Długo zastanawiał się, jak będzie wyglądała jego śmierć. Teraz pozostało tylko pytanie: kiedy ona nadejdzie, bo Nick Donovan nie wyglądał na osobę chętną do przerwania tego, do czego od tylu lat dążyła jego rodzina. Gdy Victor zobaczył jego ojca po raz pierwszy, jakiś czas wcześniej, w stanie większej świadomości niż obecnie, fragmenty układanki wskoczyły na odpowiednie miejsce, a on jakby od razu zrozumiał. Właśnie tym sam stałby się, gdyby był na jego miejscu. Właśnie w taki sposób znęcałby się nad osobą, która zawaliła cały jego świat.
Skłamałby, twierdząc, że odciął się na tyle, że nie czuł bólu, wręcz przeciwnie: gdy kolejne ciosy nadchodziły, miał wrażenie, jakby specjalnie posługiwali się magią tylko po to, aby znowu nie stracił przytomności, przeżywając ciągły koszmar. Na początku próbował sprowokować Nicka na tyle, aby zareagował zbyt gwałtownie, całkowitym przypadkiem odbierając mu życie. Szybko jednak zrozumiał, jaka była rzeczywistość. Śmierć będzie wybawieniem, na które nie zasłużył.

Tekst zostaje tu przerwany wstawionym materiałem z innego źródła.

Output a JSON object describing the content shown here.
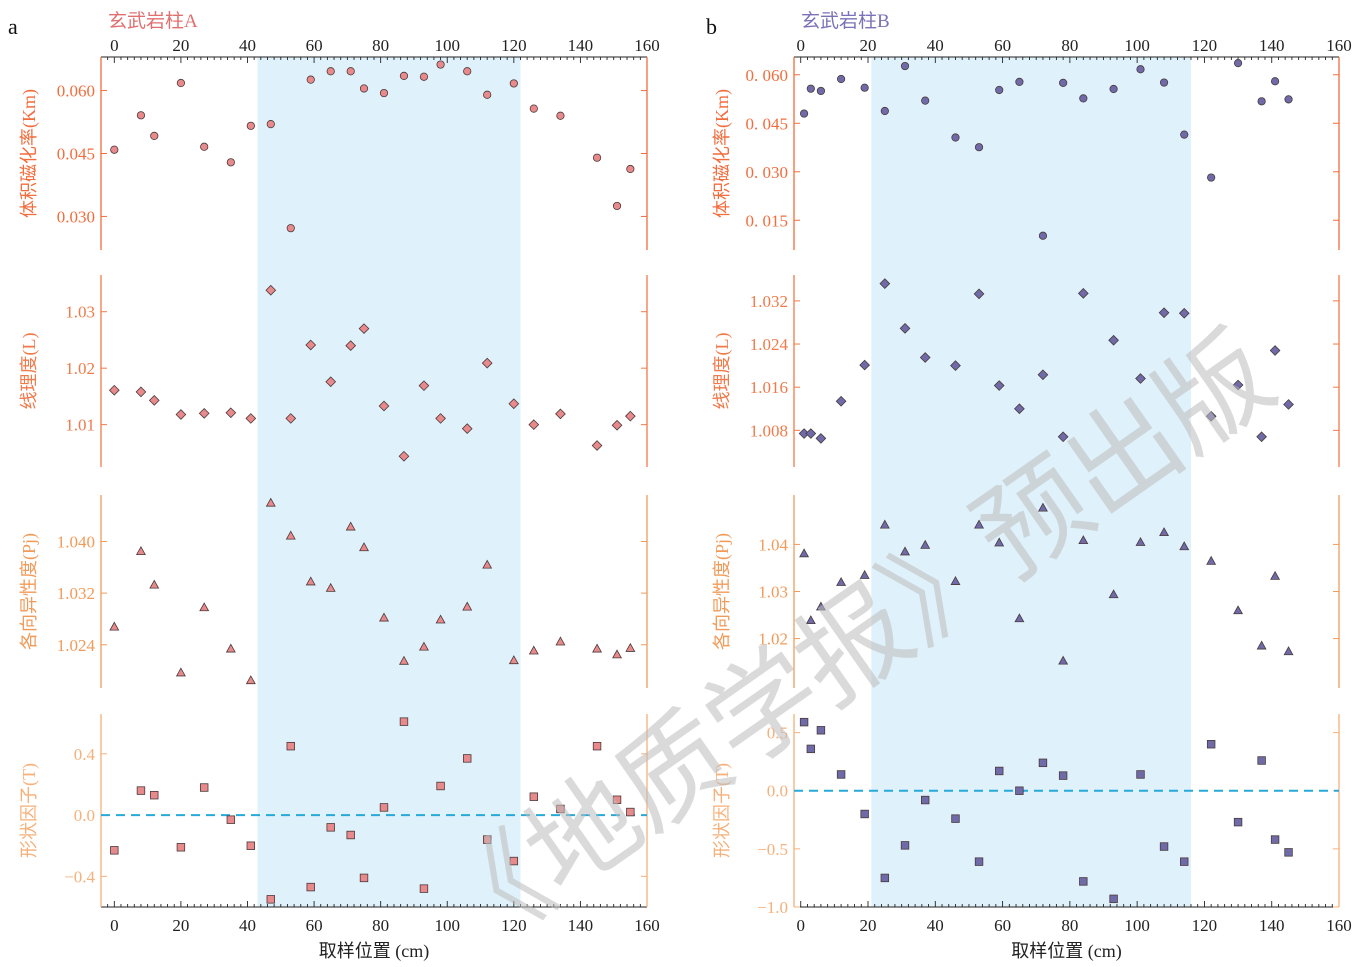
{
  "colors": {
    "bg": "#ffffff",
    "title_a": "#e07070",
    "title_b": "#7a72b8",
    "ax_km": "#f26d3d",
    "ax_l": "#f07a4a",
    "ax_p": "#f19b5a",
    "ax_t": "#f6b07a",
    "km_fill_a": "#e8898c",
    "km_fill_b": "#6f6aa8",
    "highlight": "#dff1fb",
    "dashed": "#29a9d8",
    "ink": "#222222",
    "watermark": "#bdbdbd"
  },
  "watermark": "《地质学报》预出版",
  "xlabel": "取样位置 (cm)",
  "chart_data": [
    {
      "type": "scatter",
      "panel_letter": "a",
      "title": "玄武岩柱A",
      "x_ticks": [
        0,
        20,
        40,
        60,
        80,
        100,
        120,
        140,
        160
      ],
      "xlim": [
        -4,
        160
      ],
      "highlight": [
        43,
        122
      ],
      "subplots": [
        {
          "ylabel": "体积磁化率(Km)",
          "marker": "circle",
          "ylim": [
            0.022,
            0.068
          ],
          "y_ticks": [
            0.03,
            0.045,
            0.06
          ],
          "tick_labels": [
            "0.030",
            "0.045",
            "0.060"
          ],
          "x": [
            0,
            8,
            12,
            20,
            27,
            35,
            41,
            47,
            53,
            59,
            65,
            71,
            75,
            81,
            87,
            93,
            98,
            106,
            112,
            120,
            126,
            134,
            145,
            151,
            155
          ],
          "y": [
            0.0459,
            0.0541,
            0.0492,
            0.0618,
            0.0466,
            0.0429,
            0.0516,
            0.052,
            0.0272,
            0.0626,
            0.0646,
            0.0646,
            0.0605,
            0.0594,
            0.0635,
            0.0633,
            0.0662,
            0.0646,
            0.059,
            0.0617,
            0.0557,
            0.054,
            0.044,
            0.0325,
            0.0413
          ]
        },
        {
          "ylabel": "线理度(L)",
          "marker": "diamond",
          "ylim": [
            1.0025,
            1.0365
          ],
          "y_ticks": [
            1.01,
            1.02,
            1.03
          ],
          "tick_labels": [
            "1.01",
            "1.02",
            "1.03"
          ],
          "x": [
            0,
            8,
            12,
            20,
            27,
            35,
            41,
            47,
            53,
            59,
            65,
            71,
            75,
            81,
            87,
            93,
            98,
            106,
            112,
            120,
            126,
            134,
            145,
            151,
            155
          ],
          "y": [
            1.0161,
            1.0158,
            1.0143,
            1.0118,
            1.012,
            1.0121,
            1.0111,
            1.0338,
            1.0111,
            1.0241,
            1.0176,
            1.024,
            1.027,
            1.0133,
            1.0044,
            1.0169,
            1.0111,
            1.0093,
            1.0209,
            1.0137,
            1.01,
            1.0119,
            1.0063,
            1.0099,
            1.0115
          ]
        },
        {
          "ylabel": "各向异性度(Pj)",
          "marker": "triangle",
          "ylim": [
            1.0173,
            1.0472
          ],
          "y_ticks": [
            1.024,
            1.032,
            1.04
          ],
          "tick_labels": [
            "1.024",
            "1.032",
            "1.040"
          ],
          "x": [
            0,
            8,
            12,
            20,
            27,
            35,
            41,
            47,
            53,
            59,
            65,
            71,
            75,
            81,
            87,
            93,
            98,
            106,
            112,
            120,
            126,
            134,
            145,
            151,
            155
          ],
          "y": [
            1.0268,
            1.0385,
            1.0333,
            1.0197,
            1.0298,
            1.0234,
            1.0185,
            1.046,
            1.0409,
            1.0338,
            1.0328,
            1.0423,
            1.0391,
            1.0282,
            1.0215,
            1.0237,
            1.0279,
            1.0299,
            1.0364,
            1.0216,
            1.0231,
            1.0245,
            1.0234,
            1.0225,
            1.0235
          ]
        },
        {
          "ylabel": "形状因子(T)",
          "marker": "square",
          "ylim": [
            -0.6,
            0.66
          ],
          "y_ticks": [
            -0.4,
            0.0,
            0.4
          ],
          "tick_labels": [
            "−0.4",
            "0.0",
            "0.4"
          ],
          "zero_line": 0,
          "x": [
            0,
            8,
            12,
            20,
            27,
            35,
            41,
            47,
            53,
            59,
            65,
            71,
            75,
            81,
            87,
            93,
            98,
            106,
            112,
            120,
            126,
            134,
            145,
            151,
            155
          ],
          "y": [
            -0.23,
            0.16,
            0.13,
            -0.21,
            0.18,
            -0.03,
            -0.2,
            -0.55,
            0.45,
            -0.47,
            -0.08,
            -0.13,
            -0.41,
            0.05,
            0.61,
            -0.48,
            0.19,
            0.37,
            -0.16,
            -0.3,
            0.12,
            0.04,
            0.45,
            0.1,
            0.02
          ]
        }
      ]
    },
    {
      "type": "scatter",
      "panel_letter": "b",
      "title": "玄武岩柱B",
      "x_ticks": [
        0,
        20,
        40,
        60,
        80,
        100,
        120,
        140,
        160
      ],
      "xlim": [
        -2,
        160
      ],
      "highlight": [
        21,
        116
      ],
      "subplots": [
        {
          "ylabel": "体积磁化率(Km)",
          "marker": "circle",
          "ylim": [
            0.0058,
            0.0655
          ],
          "y_ticks": [
            0.015,
            0.03,
            0.045,
            0.06
          ],
          "tick_labels": [
            "0. 015",
            "0. 030",
            "0. 045",
            "0. 060"
          ],
          "x": [
            1,
            3,
            6,
            12,
            19,
            25,
            31,
            37,
            46,
            53,
            59,
            65,
            72,
            78,
            84,
            93,
            101,
            108,
            114,
            122,
            130,
            137,
            141,
            145
          ],
          "y": [
            0.048,
            0.0557,
            0.055,
            0.0587,
            0.056,
            0.0488,
            0.0627,
            0.052,
            0.0406,
            0.0376,
            0.0553,
            0.0578,
            0.0102,
            0.0575,
            0.0527,
            0.0556,
            0.0617,
            0.0576,
            0.0415,
            0.0282,
            0.0636,
            0.0518,
            0.058,
            0.0524
          ]
        },
        {
          "ylabel": "线理度(L)",
          "marker": "diamond",
          "ylim": [
            1.0012,
            1.0368
          ],
          "y_ticks": [
            1.008,
            1.016,
            1.024,
            1.032
          ],
          "tick_labels": [
            "1.008",
            "1.016",
            "1.024",
            "1.032"
          ],
          "x": [
            1,
            3,
            6,
            12,
            19,
            25,
            31,
            37,
            46,
            53,
            59,
            65,
            72,
            78,
            84,
            93,
            101,
            108,
            114,
            122,
            130,
            137,
            141,
            145
          ],
          "y": [
            1.0074,
            1.0074,
            1.0065,
            1.0134,
            1.0201,
            1.0352,
            1.0269,
            1.0215,
            1.02,
            1.0333,
            1.0163,
            1.012,
            1.0183,
            1.0068,
            1.0334,
            1.0247,
            1.0176,
            1.0298,
            1.0297,
            1.0106,
            1.0164,
            1.0068,
            1.0228,
            1.0128
          ]
        },
        {
          "ylabel": "各向异性度(Pj)",
          "marker": "triangle",
          "ylim": [
            1.0095,
            1.0505
          ],
          "y_ticks": [
            1.02,
            1.03,
            1.04
          ],
          "tick_labels": [
            "1.02",
            "1.03",
            "1.04"
          ],
          "x": [
            1,
            3,
            6,
            12,
            19,
            25,
            31,
            37,
            46,
            53,
            59,
            65,
            72,
            78,
            84,
            93,
            101,
            108,
            114,
            122,
            130,
            137,
            141,
            145
          ],
          "y": [
            1.0381,
            1.0239,
            1.0268,
            1.032,
            1.0335,
            1.0442,
            1.0385,
            1.0399,
            1.0322,
            1.0442,
            1.0404,
            1.0243,
            1.0478,
            1.0153,
            1.0409,
            1.0294,
            1.0405,
            1.0426,
            1.0396,
            1.0365,
            1.026,
            1.0185,
            1.0333,
            1.0173
          ]
        },
        {
          "ylabel": "形状因子(T)",
          "marker": "square",
          "ylim": [
            -1.0,
            0.66
          ],
          "y_ticks": [
            -1.0,
            -0.5,
            0.0,
            0.5
          ],
          "tick_labels": [
            "−1.0",
            "−0.5",
            "0.0",
            "0.5"
          ],
          "zero_line": 0,
          "x": [
            1,
            3,
            6,
            12,
            19,
            25,
            31,
            37,
            46,
            53,
            59,
            65,
            72,
            78,
            84,
            93,
            101,
            108,
            114,
            122,
            130,
            137,
            141,
            145
          ],
          "y": [
            0.59,
            0.36,
            0.52,
            0.14,
            -0.2,
            -0.75,
            -0.47,
            -0.08,
            -0.24,
            -0.61,
            0.17,
            0.0,
            0.24,
            0.13,
            -0.78,
            -0.93,
            0.14,
            -0.48,
            -0.61,
            0.4,
            -0.27,
            0.26,
            -0.42,
            -0.53
          ]
        }
      ]
    }
  ]
}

Był tchórzem, bo przez całe swoje życie uciekał. Teraz również wykazywał się tchórzostwem, ponieważ nie próbował walczyć. Wierzył, że zasługuje na to wszystko, na każde złamanie i rany, które nijak nie cofną czasu. Nienawidził się za to wszystko: za nadzieję, która nie powinna istnieć, za próbę uniknięcia zapłaty za własne czyny. Teraz jednak najbardziej nienawidził się za swoje modły o koniec. Za fakt, że bardziej niż żyć, wolał umrzeć.
***
– Wydaje mi się, że dzieje mu się krzywda.

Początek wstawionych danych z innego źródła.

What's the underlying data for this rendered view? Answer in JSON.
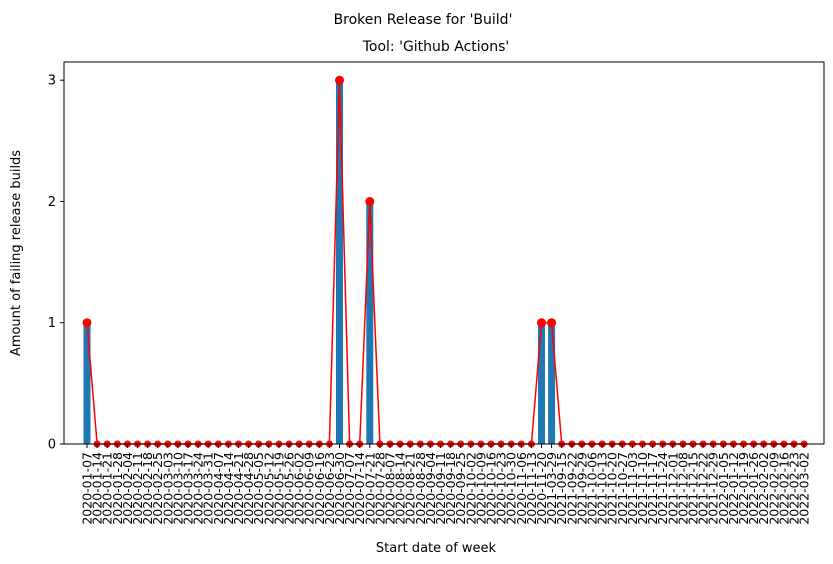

W ciągu poprzednich lat, gdy żyła w iluzji, uważając Victora za swojego brata, Nicole robiła wszystko, aby pomóc mu, jeżeli wiedziała jak. Kiedyś żartowała nawet, że zaklęcie łączące stworzone zostało właśnie dla nich: po to, aby w chwilach załamania to ona stała się jego kotwicą, odbierając chociaż część towarzyszącego mu cierpienia. Teraz jednak nie była niczego pewna: niepokój znacząco różnił się temu, który czuła za miastem.
Początkowo myślała, że winę ponosił ciągły szok. Nadal bowiem nie do końca wierzyła, że to wszystko było prawdą i tak naprawdę, gdyby nie panika Philipa oraz coraz mniej pewne kroki Gideona, stawiane, gdy wykonywał kolejne telefony, organizując pomoc w odnalezieniu syna, uznałaby to wszystko za marny żart. Bała się iść na górę, bo nawet przypadkowe zerknięcie w stronę sypialni mężczyzny przywołałoby wspomnienia oraz żal, z którymi jeszcze nie chciała się mierzyć. Dlatego właśnie nadal znajdowała się w salonie, a wciąż dość mokra sukienka boleśnie przylegała do ciała, które drżało z zimna. Ukryła twarz w dłoniach i przymknęła powieki, potrzebując chwili, aby zebrać myśli. Pożałowała wypowiedzianych słów od razu, gdy po chwili zauważyła, jak Gideon zatrzymał się nagle, patrząc uważnie w jej stronę.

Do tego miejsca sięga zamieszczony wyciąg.